Context-Dependent Time-Energy Uncertainty Relations from Projective Quantum Measurements

TL;DR

This paper develops a measurement-dependent framework for defining time distributions in quantum systems, leading to new time-energy uncertainty relations applicable across various quantum platforms.

Contribution

It introduces a general framework for context-dependent quantum time distributions using projective measurements, unifying timing observables and deriving new uncertainty relations.

Findings

Derived a time-energy uncertainty relation involving population transfer

Applied the framework to a time-of-arrival and a driven three-level system

Demonstrated the measurement-dependent nature of quantum timing uncertainties

Abstract

We introduce a general framework for defining context-dependent time distributions in quantum systems using projective measurements.

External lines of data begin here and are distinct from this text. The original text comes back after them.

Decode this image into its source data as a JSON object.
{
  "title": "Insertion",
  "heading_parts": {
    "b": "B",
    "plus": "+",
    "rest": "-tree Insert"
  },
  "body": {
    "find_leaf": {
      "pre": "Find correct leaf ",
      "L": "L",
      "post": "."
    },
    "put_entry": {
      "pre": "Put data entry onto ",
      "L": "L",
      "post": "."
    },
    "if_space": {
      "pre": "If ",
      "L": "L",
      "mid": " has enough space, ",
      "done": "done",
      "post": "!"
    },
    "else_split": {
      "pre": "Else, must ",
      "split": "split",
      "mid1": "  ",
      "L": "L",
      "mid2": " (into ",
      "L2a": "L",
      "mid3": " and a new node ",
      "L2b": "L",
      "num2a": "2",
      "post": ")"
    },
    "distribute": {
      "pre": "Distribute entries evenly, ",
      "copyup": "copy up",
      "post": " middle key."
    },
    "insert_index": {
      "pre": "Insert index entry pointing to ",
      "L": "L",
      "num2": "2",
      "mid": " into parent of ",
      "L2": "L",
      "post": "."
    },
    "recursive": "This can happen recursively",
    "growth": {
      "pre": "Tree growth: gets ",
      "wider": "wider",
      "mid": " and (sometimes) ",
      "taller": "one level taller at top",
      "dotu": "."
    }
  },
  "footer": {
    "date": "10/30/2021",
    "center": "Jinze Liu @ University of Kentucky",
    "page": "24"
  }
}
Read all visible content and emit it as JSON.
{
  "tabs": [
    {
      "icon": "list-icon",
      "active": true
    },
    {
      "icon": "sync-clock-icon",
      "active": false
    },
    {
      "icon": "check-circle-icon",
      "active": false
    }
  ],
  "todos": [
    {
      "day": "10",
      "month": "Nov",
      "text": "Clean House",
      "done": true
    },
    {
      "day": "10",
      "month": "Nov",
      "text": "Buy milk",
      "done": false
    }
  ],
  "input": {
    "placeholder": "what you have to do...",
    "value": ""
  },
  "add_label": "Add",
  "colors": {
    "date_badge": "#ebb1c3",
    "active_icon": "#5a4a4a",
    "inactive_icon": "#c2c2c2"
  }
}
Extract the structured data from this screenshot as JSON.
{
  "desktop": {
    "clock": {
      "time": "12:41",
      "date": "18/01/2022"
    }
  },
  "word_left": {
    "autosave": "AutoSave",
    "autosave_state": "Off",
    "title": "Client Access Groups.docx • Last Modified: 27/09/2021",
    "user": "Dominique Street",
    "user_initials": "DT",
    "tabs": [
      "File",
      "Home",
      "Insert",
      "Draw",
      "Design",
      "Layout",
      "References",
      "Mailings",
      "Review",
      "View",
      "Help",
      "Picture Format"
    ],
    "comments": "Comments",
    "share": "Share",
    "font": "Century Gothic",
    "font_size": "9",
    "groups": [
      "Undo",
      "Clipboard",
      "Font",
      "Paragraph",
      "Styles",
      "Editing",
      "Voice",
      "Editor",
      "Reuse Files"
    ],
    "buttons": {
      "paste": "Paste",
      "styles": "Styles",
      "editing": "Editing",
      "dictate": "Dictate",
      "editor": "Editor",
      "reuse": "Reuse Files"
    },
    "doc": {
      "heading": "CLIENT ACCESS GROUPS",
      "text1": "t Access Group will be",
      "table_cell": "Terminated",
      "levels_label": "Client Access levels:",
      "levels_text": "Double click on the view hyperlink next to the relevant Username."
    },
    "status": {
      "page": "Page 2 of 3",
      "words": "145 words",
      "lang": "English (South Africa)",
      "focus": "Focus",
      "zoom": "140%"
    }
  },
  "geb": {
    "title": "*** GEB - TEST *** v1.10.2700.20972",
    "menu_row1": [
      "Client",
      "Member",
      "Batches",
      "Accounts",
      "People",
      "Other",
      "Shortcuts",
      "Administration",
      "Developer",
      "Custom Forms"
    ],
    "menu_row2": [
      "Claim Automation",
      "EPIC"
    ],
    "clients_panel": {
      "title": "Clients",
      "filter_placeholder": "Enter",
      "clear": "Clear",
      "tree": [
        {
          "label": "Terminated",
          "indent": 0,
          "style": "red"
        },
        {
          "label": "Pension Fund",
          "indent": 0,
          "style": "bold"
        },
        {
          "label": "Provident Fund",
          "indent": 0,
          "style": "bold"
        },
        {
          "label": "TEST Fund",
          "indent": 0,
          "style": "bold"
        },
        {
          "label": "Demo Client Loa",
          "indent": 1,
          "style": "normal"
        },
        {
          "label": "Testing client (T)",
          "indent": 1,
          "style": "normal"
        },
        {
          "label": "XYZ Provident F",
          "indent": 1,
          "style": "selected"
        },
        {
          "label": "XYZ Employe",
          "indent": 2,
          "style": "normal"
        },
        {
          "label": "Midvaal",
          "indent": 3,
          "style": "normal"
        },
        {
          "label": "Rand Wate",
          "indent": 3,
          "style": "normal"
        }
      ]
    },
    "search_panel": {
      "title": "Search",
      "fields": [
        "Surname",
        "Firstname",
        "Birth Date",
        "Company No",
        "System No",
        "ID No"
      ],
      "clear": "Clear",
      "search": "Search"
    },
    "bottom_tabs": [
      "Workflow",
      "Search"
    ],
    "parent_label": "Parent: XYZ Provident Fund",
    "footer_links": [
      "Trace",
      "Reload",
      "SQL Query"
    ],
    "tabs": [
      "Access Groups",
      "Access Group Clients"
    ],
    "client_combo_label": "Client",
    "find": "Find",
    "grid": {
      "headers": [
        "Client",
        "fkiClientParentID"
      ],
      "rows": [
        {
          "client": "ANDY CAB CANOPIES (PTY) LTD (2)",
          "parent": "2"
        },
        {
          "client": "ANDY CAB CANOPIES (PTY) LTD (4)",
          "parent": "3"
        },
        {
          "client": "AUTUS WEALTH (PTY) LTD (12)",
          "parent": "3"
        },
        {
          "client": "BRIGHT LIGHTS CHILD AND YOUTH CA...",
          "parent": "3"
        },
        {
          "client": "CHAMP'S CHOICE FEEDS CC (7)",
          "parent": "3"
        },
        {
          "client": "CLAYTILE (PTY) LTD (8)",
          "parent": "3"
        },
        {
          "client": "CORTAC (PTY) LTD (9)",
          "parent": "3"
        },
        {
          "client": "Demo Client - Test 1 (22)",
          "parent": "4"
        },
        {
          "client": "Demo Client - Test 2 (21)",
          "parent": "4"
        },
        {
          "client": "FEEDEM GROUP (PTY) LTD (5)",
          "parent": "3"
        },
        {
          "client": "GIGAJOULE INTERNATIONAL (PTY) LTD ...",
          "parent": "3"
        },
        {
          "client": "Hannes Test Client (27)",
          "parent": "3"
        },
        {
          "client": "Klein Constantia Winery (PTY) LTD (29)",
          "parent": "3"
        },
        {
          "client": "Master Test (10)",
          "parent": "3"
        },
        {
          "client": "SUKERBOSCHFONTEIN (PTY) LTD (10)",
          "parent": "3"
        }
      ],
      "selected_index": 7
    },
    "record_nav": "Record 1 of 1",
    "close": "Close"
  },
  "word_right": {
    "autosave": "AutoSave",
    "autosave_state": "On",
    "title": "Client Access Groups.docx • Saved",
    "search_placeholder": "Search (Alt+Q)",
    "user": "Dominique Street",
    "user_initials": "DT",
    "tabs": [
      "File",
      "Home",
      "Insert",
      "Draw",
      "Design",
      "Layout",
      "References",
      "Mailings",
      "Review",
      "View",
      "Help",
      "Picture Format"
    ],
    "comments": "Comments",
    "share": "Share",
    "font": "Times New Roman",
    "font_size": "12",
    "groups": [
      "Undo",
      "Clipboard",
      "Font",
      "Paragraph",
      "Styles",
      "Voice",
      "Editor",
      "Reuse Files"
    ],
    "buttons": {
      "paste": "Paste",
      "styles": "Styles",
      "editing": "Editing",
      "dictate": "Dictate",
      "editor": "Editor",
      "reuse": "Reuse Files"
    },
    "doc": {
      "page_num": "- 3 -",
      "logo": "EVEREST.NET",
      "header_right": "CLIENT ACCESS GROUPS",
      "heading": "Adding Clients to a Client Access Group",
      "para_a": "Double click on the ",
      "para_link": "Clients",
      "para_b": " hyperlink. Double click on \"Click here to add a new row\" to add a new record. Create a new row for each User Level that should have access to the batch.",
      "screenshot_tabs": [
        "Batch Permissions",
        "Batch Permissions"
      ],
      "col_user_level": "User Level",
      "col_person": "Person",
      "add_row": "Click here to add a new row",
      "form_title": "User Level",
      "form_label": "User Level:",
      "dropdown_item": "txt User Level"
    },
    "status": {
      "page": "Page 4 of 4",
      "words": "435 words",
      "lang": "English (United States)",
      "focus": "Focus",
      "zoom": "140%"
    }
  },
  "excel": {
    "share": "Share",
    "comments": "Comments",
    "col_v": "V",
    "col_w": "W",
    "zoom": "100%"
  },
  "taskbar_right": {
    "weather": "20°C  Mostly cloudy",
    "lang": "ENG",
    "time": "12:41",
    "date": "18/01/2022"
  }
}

The time-of-flow (TF) distribution, derived from population transfer rates into a measurement subspace, yields a time--energy uncertainty relation of the form $\Delta \mathcal{T} \cdot \Delta H \geq \hbar / (6\sqrt{3}) \cdot \delta\theta$, where $\delta\theta$ quantifies net population transfer. This bound applies to arbitrary projectors under unitary dynamics and reveals that time uncertainty is inherently measurement-dependent. We demonstrate the framework with two applications: a general time-of-arrival (TOA)-energy uncertainty relation and a driven three-level system under detuned coherent driving. The TF framework unifies timing observables across spin, atomic, and matter-wave systems, and offers an experimentally accessible route to probing quantum timing in controlled measurements.